Robinsons & Sheirsons of Woodlawn
Post Office & RIC Connections
The information I had about the Robinsons at Woodlawn came from oral recollections by my father and grandmother, both now deceased. I came across an excellent website, Winters Genealogy which corroborates the oral record. This webpage gives details of the Robinson family, including Ellen, who I think would have been my great-aunt. This photo of her and a short biography is on a link from this page. She worked in Woodlawn Post Office as an assistant to her Aunt Susan according to Census Records 1901.
The Winters website mentions that Catherine Grace Robinson “is assumed to be the daughter of James Robinson and Ellen Fitzpatrick on the basis of a newspaper report describing her son W.A. Campbell as the nephew of Mrs. Sheirson of Woodlawn”. This would tally with some family notes I have, and recollections of conversations with my father. My father said that WA Campbell was William Alexander Campbell, known as Billie, who joined the Sherwood Foresters in the British Army during the First World War. I am trying to find out more about him and the ‘older’ members of the family at present.
Woodlawn to Kildare
I recall mention by my father that Catherine Grace (who would have been his grandmother, but predeceased his own birth) had originally been from the West of Ireland, but he was not sure precisely where. He claimed Catherine Grace met my great-grandfather in Kildare in the 1880’s. How she came to move from Woodlawn to Kildare is unknown, but her marriage certificate shows she was, in her twenties, a servant at Sallymount, near Kilcullen/Newbridge. This farm is now part of one of the Irish stud farms owned by the Aga Khan and continues to carry that original name.
Castletown House, Co. Kildare
We know with certainty that Catherine Grace Robinson married Thomas Campbell on 16 March 1886 in St. Peter’s Church of Ireland, Dublin (now demolished, but previously located on Aungier Street where a YMCA building is currently situate). He came originally from Tyrellspass in Co. Westmeath but we have no record of his predecessors. Like Catherine Grace he was also a servant – starting out as a kitchen boy at Castletown House in Co. Kildare during the fallow years of that great Irish house. During his tenure Tom and later Thomas Connolly were in residence, and the house was hired out to other tenants for long periods of time. There is a photo of Thomas Campbell, as a young boy, sitting on the ground with crossed legs and looking after a dog, among a picture of a group of servants, displayed on a wall at Castletown. I have previously tried to obtain a copy, but to no avail yet.

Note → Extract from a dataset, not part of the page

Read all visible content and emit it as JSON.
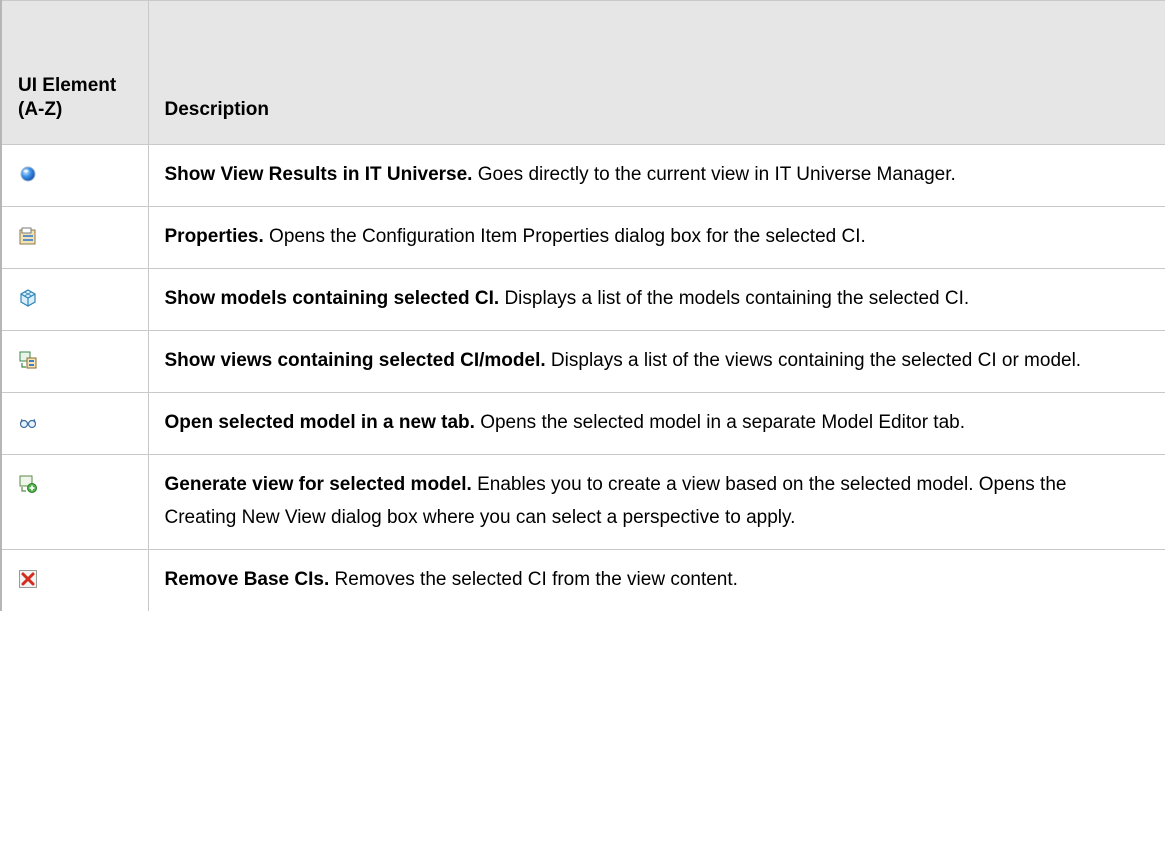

By the time Catherine Grace Robinson and Thomas Campbell married he was working as a servant in one of the large Georgian houses around Fitzwilliam Square in Dublin though I have been unable to find out who the family were (I can establish the owner of the property, but not the tenant). After their marriage they moved around considerably, presumably following the families they worked for, as servants did in those days. From some handwritten family notes we know their early marital years involved living near Kilpeddar/Greystones in County Wicklow where their three eldest boys (Thomas, George and William) were born. We are not certain where the next three children – Ethel, twins Catherine (Kate or Katie) and Eileen (who died at birth) were born, but it is likely to have also been at Kilpeddar.
The family moved by the 1890’s to Newtown Park/Carysfort Avenue near Stillorgan in County Dublin where two further children, Gertrude (Gertie) and Victoria (Vicky), were born. The family seem to have returned to this area again sometime between 1911 and 1920.
Next was a move to the north side of the city, to Raheny/Kilbarrack where all of the family lived and worked in a large house called Swansnest, still servants with the same family. The two youngest sons – Robinson (Robbie) and Sidney Samuel – were born there. The latter of the children (Sidney) was my grandfather.
Catherine Grace Robinson died on 26 May 1904 in Swan’s Nest, Raheny, Ireland.
Visit to Woodlawn
Unfortunately I do not have any knowledge of the extent to which she visited and kept in touch with her original family at Woodlawn although I do recall my grandmother saying that she and her husband (Sidney) had visited Galway during the 1920’s and she herself had visited often in the 1930’s, so presume at least some of their visits had been to Woodlawn.
My father married Elizabeth Gunning in 1958 and they have two daughters (Linda Campbell-Haddleton, who now lives in the Cayman Islands) and Ann O’Hara (who lives in nearby Rathfarnham) and myself (Mark, who married Sue and now lives in Ballinteer).